A 1772 newspaper article describes an instrument called the "basse-tube," invented by G. Lott in Paris in 1772. This instrument has not survived and very little is known of it. The article has frequently been cited as the earliest record of a bass clarinet, but recently it has been suggested that the basse-tube was in fact a basset horn.
The Klarinetten-Bass by Heinrich Grenser, circa 1793, had a folded, bassoon-like shape and an extended range, and was presumably intended to serve as a bassoon replacement in military bands. Desfontenelles of Lisieux built a bass clarinet in 1807 whose shape was similar to that of the later saxophone.
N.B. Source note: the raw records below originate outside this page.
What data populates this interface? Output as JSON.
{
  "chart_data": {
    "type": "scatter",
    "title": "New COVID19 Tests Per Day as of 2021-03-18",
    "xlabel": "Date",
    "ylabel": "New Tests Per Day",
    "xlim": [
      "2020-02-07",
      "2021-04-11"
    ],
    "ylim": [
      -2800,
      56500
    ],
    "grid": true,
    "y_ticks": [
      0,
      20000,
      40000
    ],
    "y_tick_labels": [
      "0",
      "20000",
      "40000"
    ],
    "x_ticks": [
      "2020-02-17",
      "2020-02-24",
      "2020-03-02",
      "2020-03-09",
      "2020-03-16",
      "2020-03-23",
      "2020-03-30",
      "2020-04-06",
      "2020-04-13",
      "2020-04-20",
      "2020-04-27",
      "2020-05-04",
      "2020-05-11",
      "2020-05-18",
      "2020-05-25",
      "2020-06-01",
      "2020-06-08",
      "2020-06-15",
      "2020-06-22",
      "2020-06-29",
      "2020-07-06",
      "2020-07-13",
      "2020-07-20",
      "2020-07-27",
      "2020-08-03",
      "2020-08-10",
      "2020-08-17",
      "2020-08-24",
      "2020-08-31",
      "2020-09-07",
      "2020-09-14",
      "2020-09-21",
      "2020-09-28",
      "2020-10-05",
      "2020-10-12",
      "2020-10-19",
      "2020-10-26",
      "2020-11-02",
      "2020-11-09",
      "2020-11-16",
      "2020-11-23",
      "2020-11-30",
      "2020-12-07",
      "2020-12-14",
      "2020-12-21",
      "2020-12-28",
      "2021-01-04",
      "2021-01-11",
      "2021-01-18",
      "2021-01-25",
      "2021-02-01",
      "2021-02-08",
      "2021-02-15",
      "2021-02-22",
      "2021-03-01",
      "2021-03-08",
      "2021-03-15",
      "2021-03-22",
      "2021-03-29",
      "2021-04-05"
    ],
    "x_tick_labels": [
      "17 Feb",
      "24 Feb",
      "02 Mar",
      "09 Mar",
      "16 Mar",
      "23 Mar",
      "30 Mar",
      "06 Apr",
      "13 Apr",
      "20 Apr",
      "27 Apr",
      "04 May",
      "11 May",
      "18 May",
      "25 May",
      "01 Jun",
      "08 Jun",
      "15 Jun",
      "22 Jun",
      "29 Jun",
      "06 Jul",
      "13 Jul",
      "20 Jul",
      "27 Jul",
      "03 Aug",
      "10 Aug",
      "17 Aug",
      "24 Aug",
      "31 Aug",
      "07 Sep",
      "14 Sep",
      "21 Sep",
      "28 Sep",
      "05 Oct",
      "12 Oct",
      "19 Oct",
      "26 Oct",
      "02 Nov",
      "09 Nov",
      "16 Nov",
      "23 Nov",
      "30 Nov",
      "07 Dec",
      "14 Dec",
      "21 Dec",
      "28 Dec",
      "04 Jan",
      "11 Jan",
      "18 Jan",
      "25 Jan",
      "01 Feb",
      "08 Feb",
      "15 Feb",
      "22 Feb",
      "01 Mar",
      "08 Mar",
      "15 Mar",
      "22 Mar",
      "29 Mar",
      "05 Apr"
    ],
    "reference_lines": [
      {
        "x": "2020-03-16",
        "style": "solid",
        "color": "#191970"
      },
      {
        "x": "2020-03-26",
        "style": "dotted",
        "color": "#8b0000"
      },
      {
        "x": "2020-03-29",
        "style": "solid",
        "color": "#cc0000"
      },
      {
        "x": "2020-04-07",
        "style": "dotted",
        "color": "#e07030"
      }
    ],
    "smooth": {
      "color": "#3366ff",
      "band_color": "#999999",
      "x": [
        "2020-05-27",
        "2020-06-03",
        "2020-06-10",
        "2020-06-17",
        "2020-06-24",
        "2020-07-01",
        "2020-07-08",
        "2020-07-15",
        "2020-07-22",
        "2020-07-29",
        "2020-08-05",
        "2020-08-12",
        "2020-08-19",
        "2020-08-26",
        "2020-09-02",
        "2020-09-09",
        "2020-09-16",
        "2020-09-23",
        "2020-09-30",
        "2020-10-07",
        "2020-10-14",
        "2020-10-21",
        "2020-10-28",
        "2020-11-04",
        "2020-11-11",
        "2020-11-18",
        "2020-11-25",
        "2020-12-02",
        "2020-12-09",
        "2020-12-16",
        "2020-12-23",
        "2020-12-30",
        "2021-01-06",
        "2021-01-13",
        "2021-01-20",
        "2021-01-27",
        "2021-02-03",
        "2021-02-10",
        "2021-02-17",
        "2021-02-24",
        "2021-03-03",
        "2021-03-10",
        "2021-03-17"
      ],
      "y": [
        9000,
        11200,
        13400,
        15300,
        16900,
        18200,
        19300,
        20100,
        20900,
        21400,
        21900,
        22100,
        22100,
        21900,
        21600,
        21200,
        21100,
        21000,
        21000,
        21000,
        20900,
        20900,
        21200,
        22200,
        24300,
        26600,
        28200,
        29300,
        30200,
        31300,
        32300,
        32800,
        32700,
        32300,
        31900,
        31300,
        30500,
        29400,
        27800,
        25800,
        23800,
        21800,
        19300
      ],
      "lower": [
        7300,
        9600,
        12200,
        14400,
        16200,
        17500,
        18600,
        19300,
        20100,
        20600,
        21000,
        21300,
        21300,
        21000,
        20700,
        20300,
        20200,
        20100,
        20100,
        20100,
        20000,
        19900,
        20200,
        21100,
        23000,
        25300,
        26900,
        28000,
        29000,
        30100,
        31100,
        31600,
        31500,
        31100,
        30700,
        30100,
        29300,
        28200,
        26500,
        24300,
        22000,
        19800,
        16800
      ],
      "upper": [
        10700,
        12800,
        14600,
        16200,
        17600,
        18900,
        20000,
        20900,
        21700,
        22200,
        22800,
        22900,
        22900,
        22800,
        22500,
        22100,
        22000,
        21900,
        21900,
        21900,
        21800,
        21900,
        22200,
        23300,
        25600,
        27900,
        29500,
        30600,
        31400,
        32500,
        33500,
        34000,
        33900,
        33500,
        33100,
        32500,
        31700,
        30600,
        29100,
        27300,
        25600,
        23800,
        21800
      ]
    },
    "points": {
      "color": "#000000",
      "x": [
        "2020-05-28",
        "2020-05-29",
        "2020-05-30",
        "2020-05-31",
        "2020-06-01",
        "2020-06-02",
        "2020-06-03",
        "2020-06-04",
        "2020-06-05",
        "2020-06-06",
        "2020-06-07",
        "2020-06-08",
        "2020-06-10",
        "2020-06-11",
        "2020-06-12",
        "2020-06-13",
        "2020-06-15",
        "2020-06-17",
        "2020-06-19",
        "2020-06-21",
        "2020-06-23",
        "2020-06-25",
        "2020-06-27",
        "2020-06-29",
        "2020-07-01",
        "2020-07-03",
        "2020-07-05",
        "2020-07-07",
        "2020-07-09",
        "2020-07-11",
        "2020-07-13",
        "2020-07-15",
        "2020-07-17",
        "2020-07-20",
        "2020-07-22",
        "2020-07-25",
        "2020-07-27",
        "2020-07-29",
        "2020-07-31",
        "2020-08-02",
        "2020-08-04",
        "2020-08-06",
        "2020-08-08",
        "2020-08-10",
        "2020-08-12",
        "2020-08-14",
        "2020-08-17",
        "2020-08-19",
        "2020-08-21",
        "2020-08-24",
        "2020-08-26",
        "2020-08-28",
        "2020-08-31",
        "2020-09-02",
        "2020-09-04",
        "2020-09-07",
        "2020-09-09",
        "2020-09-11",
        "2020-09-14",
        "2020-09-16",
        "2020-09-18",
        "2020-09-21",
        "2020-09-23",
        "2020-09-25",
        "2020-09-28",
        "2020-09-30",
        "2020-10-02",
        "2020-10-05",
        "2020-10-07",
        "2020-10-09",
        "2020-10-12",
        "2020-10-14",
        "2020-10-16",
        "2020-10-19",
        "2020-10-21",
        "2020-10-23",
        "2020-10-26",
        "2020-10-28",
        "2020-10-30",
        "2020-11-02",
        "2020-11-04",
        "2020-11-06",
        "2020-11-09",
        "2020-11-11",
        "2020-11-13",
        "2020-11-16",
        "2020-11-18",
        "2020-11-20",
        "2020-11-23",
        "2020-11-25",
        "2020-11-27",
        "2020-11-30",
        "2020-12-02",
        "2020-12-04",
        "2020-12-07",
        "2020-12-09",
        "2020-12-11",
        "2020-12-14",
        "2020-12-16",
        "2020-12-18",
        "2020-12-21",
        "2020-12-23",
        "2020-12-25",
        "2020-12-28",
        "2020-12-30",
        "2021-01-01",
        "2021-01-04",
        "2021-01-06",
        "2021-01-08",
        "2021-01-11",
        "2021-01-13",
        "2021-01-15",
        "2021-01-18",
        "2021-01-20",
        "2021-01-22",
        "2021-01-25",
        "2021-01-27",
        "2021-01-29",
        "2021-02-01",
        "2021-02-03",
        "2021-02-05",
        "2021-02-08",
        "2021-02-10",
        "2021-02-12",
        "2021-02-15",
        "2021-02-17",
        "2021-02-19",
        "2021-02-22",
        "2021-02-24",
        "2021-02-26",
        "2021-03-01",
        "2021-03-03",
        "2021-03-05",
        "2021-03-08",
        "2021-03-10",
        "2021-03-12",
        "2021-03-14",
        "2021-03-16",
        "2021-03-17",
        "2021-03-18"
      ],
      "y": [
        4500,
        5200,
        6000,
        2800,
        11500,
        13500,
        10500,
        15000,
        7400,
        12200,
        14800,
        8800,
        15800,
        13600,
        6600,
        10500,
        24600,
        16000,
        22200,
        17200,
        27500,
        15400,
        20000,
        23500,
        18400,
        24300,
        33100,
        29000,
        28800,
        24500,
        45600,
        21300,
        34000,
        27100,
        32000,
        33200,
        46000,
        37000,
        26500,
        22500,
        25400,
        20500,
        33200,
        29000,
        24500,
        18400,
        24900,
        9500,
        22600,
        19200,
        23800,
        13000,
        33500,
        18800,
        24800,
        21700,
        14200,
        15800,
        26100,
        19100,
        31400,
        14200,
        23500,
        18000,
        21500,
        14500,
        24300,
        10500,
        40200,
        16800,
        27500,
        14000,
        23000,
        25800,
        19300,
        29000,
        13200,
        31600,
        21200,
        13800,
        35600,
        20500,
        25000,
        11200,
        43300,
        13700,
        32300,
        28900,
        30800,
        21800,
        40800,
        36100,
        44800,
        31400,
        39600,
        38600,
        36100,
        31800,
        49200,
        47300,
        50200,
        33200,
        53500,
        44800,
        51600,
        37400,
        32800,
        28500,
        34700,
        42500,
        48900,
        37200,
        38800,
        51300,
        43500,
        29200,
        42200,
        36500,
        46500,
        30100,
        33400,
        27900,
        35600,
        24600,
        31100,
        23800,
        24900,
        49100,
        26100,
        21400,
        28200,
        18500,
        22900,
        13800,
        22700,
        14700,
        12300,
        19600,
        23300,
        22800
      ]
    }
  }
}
It had thirteen keys, at a time when most soprano clarinets had fewer.
Additional designs were developed by many other makers, including Dumas of Sommières (who called his instrument a "Basse guerrière") in 1807; Nicola Papalini, circa 1810 (an odd design, in the form of a serpentine series of curves, carved out of wood); George Catlin of Hartford, Connecticut ("clarion") circa 1810; Sautermeister of Lyons ("Basse-orgue") in 1812; Gottlieb Streitwolf in 1828; and Catterino Catterini ("glicibarifono") in the 1830s. These last four, and several others of the same period, had bassoon-like folded shapes, and most had extended ranges. A straight-bodied instrument without extended range was produced in 1832 by Isaac Dacosta and Auguste Buffet.
Finally, Adolphe Sax, a Belgian manufacturer of musical instruments, designed a straight-bodied form of the bass clarinet in 1838. Sax's expertise in acoustics led him to include such features as an accurately-placed, large tone holes and a second register hole. His instrument achieved great success and became the basis for all bass clarinet designs since.
It should be noted that the instrument on which Anton Stadler first played Mozart's clarinet concerto was originally called a Bass-Klarinette, but was not a bass clarinet in the modern sense; since the late eighteenth century this instrument has been called a basset clarinet.